O zika entra no organismo humano principalmente pela picada de um mosquito. Os sintomas incluem febre, erupções na pele, dores nas articulações, dor de cabeça e vermelhidão nos olhos. Contudo, muitas pessoas são assintomáticas. Embora o surto tenha se concentrado no Brasil, há casos em outros países. Recentemente, a Flórida registrou um episódio de transmissão local. Fernanda Tovar-Moll afirma que os pesquisadores continuam a investigar as alterações no sistema nervoso central induzidas pela infecção para entender melhor o espectro de alterações que verificaram.

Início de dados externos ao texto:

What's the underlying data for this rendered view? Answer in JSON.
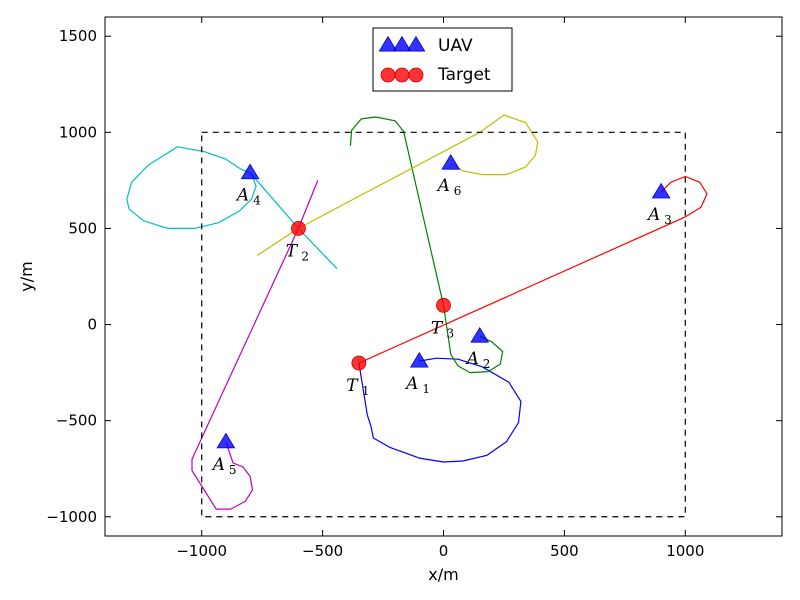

“Mais que um ultrassom ou uma ressonância na gravidez, pode ser necessário verificar o crescimento e o desenvolvimento das anomalias no cérebro durante a gestação” - Deborah Levine, professora de radiologia da Faculdade Médica de Harvard (EUA) e participante da pesquisa

100%
Dos bebês e fetos analisados tinham o volume do tecido cerebral reduzido e algum ipo de anomalia no desenvolvimento do córtex

Proteínas decisivas
O vírus zika tem 10 proteínas. Segundo pesquisadores da Universidade do Sul da Califórnia, nos Estados Unidos, duas são determinantes para o surgimento da microcefalia: a NS4A e a NS4B. Conforme artigo divulgado, neste mês, na revista Cell Stem Cell, a dupla tem ações específicas: desorientar o mecanismo de sinalização das células do cérebro do feto, fazendo com que elas fiquem deficientes, e mobilizar essas estruturas para acelerar a proliferação do vírus.

Segundo os autores, o trabalho foi o primeiro a analisar o vírus em nível molecular e investigar como ele provoca a microcefalia usando linhagens de células-tronco neurais de fetos humanos. Trabalhos anteriores usaram organoides, também chamados de minicérebros, construídos a partir de células-tronco neurais de origem adulta. A equipe infectou as estruturas com três linhagens do zika e analisou os efeitos da contaminação conforme a presença das 10 proteínas presentes no vírus. A NS4A e a NS4B tiveram impacto direto na complicação cerebral. Segundo o experimento, elas reduziram em 65% o crescimento das células-tronco neurais.

“Como, agora, conhecemos a rota molecular, demos um grande passo para descobrir quais são as melhores terapias contra a microcefalia induzida pelo zika. Dentro de alguns anos, esses tratamentos poderão ter como alvo as proteínas NS4A e NS4B” disse Jae Jung, um dos autores do estudo. De uma forma geral, as duas proteínas desregulam um mecanismo que é central para proteger o desenvolvimento das células do cérebro e regular a autofagia — processo de reciclagem, responsável por digerir estruturas celulares danificadas. “O zika ama a autofagia e precisa dela. Ele aumenta sua atividade nessa usina de reciclagem de forma que pode usar a energia e os nutrientes ali presentes para se replicar”, ilustra Jung.